Strange, she thought.

Just him and her sounded perfect, actually.

*

“This is definitely not the right outfit for skating,” Delaney said as she did the final lacing on her new, sleek figure skates. Lucas winked, unashamed, at her from where he already stood on the ice with his arms resting one on top of the other on the sidewall of the rink. She pretended not to notice, even if her body broke out in goosebumps to say she’d seen his suggestive gesture perfectly well, and admired the skates that did great things for her bare calves and legs. “I’ve never had a pair in black before. They weren’t standard in competition back then. You lose points for that.”

“You did figure skating?”

Ah, shit.

She hadn’t meant to go there.

The man listened better than she assumed—most men only heard what they wanted.

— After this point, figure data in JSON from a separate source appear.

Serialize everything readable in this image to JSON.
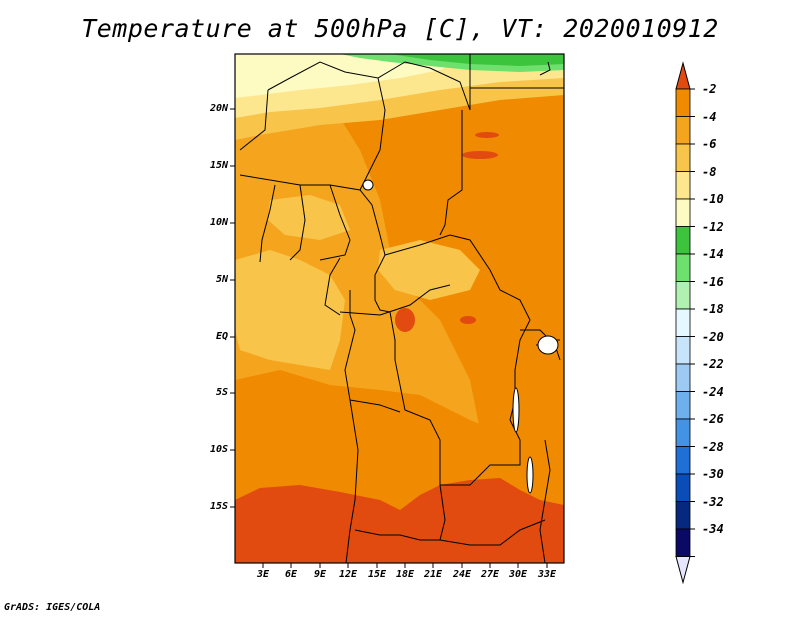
{
  "title": "Temperature at 500hPa [C], VT: 2020010912",
  "credit": "GrADS: IGES/COLA",
  "map": {
    "lat_labels": [
      "20N",
      "15N",
      "10N",
      "5N",
      "EQ",
      "5S",
      "10S",
      "15S"
    ],
    "lon_labels": [
      "3E",
      "6E",
      "9E",
      "12E",
      "15E",
      "18E",
      "21E",
      "24E",
      "27E",
      "30E",
      "33E"
    ]
  },
  "colorbar": {
    "labels": [
      "-2",
      "-4",
      "-6",
      "-8",
      "-10",
      "-12",
      "-14",
      "-16",
      "-18",
      "-20",
      "-22",
      "-24",
      "-26",
      "-28",
      "-30",
      "-32",
      "-34"
    ],
    "colors": [
      "#e14b0f",
      "#f08a00",
      "#f5a41e",
      "#f8c54a",
      "#fde78e",
      "#fefbc2",
      "#3cc43c",
      "#6ee06e",
      "#b0f0b0",
      "#e6f8ff",
      "#c8e4fa",
      "#9ccaf5",
      "#6eb0ee",
      "#4392e4",
      "#1f6fd6",
      "#0a4cb8",
      "#07287f",
      "#0a0a66",
      "#e6e6ff"
    ]
  }
}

“I did,” Delaney eventually said, opting to stand on the skates so she could get a feel for the tightness around her ankles. Good support was a must in skates someone might be jumping or spinning in. Nothing could ruin a skate faster than a broken ankle on ice.

“How do they fit?” he asked.

“Perfect,” she beamed.

Lucas, clearly pleased with the answer, offered her a hand from over the wall even though she didn’t need it to keep herself steady as she walked along the rubber coated floor under the benches to where the door opened to the ice rink. Nonetheless, she liked her hand tucked inside his, and those first few seconds after her skates hit the ice required a bit of adjustment from Delaney.

Mostly, getting used to the sensation of gliding across crisp, clean ice on thin blades again.

Remembering.

It took her a minute.

Just a bit to get the hang of shifting her weight from skate to skate to propel over the ice and maintain her balance without barely lifting a blade. Lucas patiently waited, his shiny, new hockey skates keeping him upright and alongside her as they headed for the red center in the middle of the ice.